Some kids in the room, researching a report on Hamlin, maybe. Apparently recognizing him. Looking at his face, then at his Rehab badge, then at his face again, then at the sculptures, then at each other. Whispering. Even that didn’t bother him, being found out as the walking zombie relict of the great artist. The kids didn’t dare approach him. Macy gave them a benevolent smile. I’d give you my autograph if you asked. With these very hands, you know, those masterpieces were created.

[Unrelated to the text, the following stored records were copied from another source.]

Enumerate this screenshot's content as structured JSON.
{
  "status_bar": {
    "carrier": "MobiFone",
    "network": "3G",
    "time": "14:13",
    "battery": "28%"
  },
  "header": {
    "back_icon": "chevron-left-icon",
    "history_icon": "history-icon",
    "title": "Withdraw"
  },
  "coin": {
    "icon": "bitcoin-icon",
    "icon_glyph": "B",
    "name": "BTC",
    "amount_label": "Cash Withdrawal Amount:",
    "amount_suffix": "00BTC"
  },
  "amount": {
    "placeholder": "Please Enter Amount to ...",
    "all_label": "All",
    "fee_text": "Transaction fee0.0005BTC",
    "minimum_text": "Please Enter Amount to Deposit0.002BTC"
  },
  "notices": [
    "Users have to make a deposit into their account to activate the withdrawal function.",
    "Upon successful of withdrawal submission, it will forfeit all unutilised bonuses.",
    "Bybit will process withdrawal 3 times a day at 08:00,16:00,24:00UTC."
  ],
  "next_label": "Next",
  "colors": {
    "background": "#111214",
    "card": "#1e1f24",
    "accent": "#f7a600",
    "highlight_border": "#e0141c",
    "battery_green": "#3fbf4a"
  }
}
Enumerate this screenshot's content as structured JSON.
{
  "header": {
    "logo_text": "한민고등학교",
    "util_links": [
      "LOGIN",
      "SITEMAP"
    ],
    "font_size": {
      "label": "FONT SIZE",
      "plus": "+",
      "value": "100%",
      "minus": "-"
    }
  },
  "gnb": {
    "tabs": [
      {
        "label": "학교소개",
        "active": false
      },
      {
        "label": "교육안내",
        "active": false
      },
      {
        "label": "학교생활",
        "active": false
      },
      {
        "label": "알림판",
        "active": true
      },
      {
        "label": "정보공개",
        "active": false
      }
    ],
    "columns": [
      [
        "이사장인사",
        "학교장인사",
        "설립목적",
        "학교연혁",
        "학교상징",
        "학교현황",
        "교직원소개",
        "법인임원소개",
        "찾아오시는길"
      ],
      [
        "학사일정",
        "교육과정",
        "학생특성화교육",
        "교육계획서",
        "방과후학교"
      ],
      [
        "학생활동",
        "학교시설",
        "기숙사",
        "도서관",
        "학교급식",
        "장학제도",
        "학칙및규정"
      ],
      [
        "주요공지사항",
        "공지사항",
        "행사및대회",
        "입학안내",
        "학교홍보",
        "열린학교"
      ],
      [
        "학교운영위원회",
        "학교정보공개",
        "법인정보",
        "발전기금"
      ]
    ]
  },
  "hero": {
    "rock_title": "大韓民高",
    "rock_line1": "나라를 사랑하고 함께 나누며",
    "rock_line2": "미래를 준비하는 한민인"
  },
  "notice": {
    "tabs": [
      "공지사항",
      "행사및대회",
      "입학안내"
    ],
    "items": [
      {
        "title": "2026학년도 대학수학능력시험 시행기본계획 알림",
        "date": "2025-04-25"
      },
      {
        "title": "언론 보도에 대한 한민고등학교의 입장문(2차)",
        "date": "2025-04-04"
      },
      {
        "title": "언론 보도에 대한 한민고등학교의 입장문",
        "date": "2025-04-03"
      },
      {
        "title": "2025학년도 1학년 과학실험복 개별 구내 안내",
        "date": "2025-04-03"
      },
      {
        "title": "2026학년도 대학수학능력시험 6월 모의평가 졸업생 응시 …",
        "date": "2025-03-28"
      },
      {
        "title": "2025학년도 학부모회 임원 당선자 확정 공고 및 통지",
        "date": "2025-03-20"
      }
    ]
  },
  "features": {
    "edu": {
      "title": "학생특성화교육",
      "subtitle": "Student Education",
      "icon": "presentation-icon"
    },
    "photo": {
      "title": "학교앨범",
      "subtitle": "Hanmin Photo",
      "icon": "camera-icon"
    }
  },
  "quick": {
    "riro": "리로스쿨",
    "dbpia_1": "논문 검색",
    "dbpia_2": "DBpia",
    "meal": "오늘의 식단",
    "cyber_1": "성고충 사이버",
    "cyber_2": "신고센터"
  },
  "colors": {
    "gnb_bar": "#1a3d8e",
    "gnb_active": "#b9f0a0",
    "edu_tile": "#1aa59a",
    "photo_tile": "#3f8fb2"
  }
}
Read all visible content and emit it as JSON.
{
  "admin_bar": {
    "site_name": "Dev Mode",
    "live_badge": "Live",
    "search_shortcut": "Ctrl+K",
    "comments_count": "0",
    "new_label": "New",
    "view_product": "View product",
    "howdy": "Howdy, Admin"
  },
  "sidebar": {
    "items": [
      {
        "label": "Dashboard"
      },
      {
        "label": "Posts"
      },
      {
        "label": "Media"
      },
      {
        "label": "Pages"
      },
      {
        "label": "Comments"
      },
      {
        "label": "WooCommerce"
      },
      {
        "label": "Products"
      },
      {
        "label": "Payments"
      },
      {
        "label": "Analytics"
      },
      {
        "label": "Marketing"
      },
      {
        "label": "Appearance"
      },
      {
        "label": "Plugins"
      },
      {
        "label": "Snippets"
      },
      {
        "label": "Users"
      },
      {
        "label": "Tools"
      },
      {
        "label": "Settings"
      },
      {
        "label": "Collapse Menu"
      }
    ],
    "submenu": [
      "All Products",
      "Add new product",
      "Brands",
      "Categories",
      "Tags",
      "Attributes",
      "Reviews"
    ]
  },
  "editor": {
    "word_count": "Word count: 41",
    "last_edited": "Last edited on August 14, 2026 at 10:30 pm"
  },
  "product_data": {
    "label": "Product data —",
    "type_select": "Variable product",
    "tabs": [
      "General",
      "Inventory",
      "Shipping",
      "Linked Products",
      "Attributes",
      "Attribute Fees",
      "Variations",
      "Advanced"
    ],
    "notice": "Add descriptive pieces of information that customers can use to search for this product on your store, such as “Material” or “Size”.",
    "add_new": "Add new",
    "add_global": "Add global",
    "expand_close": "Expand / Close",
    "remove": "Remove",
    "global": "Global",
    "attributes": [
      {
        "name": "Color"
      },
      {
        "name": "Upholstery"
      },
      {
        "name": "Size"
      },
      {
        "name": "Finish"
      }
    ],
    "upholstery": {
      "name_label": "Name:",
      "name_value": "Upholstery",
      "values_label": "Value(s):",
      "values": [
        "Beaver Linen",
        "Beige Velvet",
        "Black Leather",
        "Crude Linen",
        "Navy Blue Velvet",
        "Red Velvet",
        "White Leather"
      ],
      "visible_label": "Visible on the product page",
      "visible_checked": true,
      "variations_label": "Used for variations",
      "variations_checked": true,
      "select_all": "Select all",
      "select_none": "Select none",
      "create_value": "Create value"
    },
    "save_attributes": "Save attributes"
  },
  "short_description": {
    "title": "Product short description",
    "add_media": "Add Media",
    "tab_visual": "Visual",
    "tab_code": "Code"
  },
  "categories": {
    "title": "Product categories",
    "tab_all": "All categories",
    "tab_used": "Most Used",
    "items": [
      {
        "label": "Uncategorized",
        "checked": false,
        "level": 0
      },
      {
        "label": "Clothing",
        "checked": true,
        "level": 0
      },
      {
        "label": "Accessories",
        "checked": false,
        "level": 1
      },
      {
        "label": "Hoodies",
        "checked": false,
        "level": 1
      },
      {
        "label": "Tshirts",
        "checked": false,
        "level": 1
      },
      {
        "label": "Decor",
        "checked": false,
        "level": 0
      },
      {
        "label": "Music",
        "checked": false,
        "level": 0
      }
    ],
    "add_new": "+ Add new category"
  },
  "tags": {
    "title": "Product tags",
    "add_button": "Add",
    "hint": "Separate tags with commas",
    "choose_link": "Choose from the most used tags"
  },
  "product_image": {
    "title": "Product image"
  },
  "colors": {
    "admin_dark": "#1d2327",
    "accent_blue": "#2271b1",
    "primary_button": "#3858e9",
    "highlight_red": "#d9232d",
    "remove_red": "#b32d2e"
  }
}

He was impressed by his own newfound resilience. To come here, to confront Hamlin’s work, to take it all so calmly. Although not entirely calmly. He found the sight of these pieces gradually stirring in him that dismal depressing nostalgia, that yearning to have access to the past in which this body had brought into being those sculptures. His true past. As he was starting to regard it. Implying that his own past was unsatisfactory, insufficient insubstantial, inadequate. As if he too had come to agree with Hamlin that he was mere fiction, a freakish aberrant unreality that had been appended to Nat Hamlin’s authentic life. So he craved knowledge of that other time. Who was I when I was he? How did I bring forth these works? What was it like to be Hamlin? A bad moment. The subtle corrosive influence of Hamlin within me, undermining me even when he’s quiescent. So that I have begun to doubt myself. So that I have started to scorn myself. And hunger to be him. This is the road to surrender; let me turn from it.